Fanatische Christen
versus Fanatische Islamisten

Referat zum Thema Religion

Alle Religionen haben ihre fundamentalen Eiferer und gewaltbereiten Fanatiker. Ich persönlich halte Religionen für überflüssig. Besser wären wohl gut geschulte Psychologen, die ängstlichen Menschen Lebensmut geben und sie frei machen von der Vorstellung, ein gottähnliches Wesen könnte ihnen Entscheidungen abnehmen. Da in den nächsten hundert Jahren nicht damit zu rechnen sein wird, dass so etwas passiert, ist Toleranz gegenüber gewaltfreien und moderaten Glaubensschwestern und Brüdern aller Religionen angesagt.

Nur ein säkularisierter toleranter Staat ist in der Lage, die verschiedenen Religionen auszuhalten und in einer friedlichen Gemeinschaft zu leben. Das heisst im Umkehrschluss, dass Staaten, die Religion und Politik vereinen, immer intolerant sein werden gegenüber Menschen anderen Glaubens.

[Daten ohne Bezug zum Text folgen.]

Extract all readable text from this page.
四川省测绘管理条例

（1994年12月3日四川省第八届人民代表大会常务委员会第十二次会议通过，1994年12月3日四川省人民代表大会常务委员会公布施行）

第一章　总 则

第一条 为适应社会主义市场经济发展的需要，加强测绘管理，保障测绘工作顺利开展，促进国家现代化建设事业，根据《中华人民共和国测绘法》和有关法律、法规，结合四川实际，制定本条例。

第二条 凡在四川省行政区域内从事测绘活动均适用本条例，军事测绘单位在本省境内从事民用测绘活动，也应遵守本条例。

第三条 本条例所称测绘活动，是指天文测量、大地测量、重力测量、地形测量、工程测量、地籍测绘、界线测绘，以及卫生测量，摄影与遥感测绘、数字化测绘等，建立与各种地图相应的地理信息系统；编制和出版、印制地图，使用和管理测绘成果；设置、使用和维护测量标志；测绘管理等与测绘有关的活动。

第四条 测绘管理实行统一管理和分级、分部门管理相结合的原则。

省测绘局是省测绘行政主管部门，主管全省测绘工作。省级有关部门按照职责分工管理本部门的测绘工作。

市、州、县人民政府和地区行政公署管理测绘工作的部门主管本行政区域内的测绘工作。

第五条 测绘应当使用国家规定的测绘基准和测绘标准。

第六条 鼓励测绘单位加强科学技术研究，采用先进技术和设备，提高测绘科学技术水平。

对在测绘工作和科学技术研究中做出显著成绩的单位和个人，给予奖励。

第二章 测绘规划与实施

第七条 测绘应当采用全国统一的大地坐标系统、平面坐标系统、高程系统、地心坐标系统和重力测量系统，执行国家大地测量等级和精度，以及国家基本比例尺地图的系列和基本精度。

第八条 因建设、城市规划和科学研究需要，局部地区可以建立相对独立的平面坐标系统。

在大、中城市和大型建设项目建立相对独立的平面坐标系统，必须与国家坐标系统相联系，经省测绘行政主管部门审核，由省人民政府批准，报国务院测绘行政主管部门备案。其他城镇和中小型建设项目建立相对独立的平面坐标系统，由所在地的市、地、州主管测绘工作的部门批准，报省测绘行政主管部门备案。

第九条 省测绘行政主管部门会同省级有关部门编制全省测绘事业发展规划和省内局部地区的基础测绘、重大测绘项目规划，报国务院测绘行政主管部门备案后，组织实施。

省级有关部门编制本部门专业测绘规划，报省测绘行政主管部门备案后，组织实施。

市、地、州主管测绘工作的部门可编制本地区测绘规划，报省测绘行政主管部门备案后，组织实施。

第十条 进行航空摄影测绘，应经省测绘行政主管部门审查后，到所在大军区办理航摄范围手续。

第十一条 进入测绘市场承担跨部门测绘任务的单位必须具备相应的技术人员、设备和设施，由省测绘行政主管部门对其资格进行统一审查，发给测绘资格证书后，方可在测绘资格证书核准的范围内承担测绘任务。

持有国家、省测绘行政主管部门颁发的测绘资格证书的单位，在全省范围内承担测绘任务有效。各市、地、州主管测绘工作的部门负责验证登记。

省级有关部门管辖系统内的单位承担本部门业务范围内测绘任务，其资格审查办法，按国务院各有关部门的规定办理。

Zum Islam in einem Fernsehinterview:
Auf die Frage, ob die Angst vor dem Islam berechtigt sei oder Ausdruck von „Islamophobie“, sagte Soheib Bencheikh in die Kamera: „Die Angst vor dem Islam ist vollkommen berechtigt. Im Namen dieser Religion werden die schrecklichsten Verbrechen begangen. Im Namen dieser Religion geschieht derzeit eine ungeheure Barbarei. Wenn die Menschen Angst vor dem Islam haben, so ist das völlig normal. Auch wenn ich kein Muslim wäre, würde ich mich fragen, was das für eine Religion ist, auf die sich Verbrecher berufen.“

In Amerika haben wir gerade so eine Art Glaubenskrieg um Menschenrechte - kann auch auf Deutschland übertragen werden - es geht darum, die gleichgeschlechtliche Ehe gesetzlich zu verankern. Der christliche Lobbyverband Family Research Council wehrt sich vehement dagegen und er hat viele Freunde im konservativen politischen Lager. Nun soll der Supreme Court - das höchste Gericht der Vereinigten Staaten - ein Grundsatzurteil fällen. In 14 Staaten der USA ist die gleichgeschlechtliche Ehe verboten, in 36 Staaten anerkannt. Da frage ich mich, was passiert eigentlich, wenn ein gleichgeschlechtliches Paar aus einem der anerkannten Staaten in einen Staat einreist und dort ein gemeinsames Hotelzimmer nehmen will. Wird das Paar weggeschickt, verhaftet oder toleriert man die Ehe.

Hier zeigt sich ganz deutlich, dass Religionen in der Politik nichts zu suchen haben. Sie sind so überflüssig wie ein Kropf und ausserordentlich gefährlich, wenn Fanatiker und religiöse Eiferer die Menschen aufputschen!

Mein Fazit: Jedem Tierchen sein Pläsierchen. Wer an Gott - egal welcher Religion angehörig - glauben will, soll dies tun, aber nicht anderen Menschen damit auf den Zünder gehen. Ich kann es gut ertragen, mit Menschen verschiedener Religionen freundschaftlich zu verkehren, wenn sie nicht versuchen, mich zu bekehren.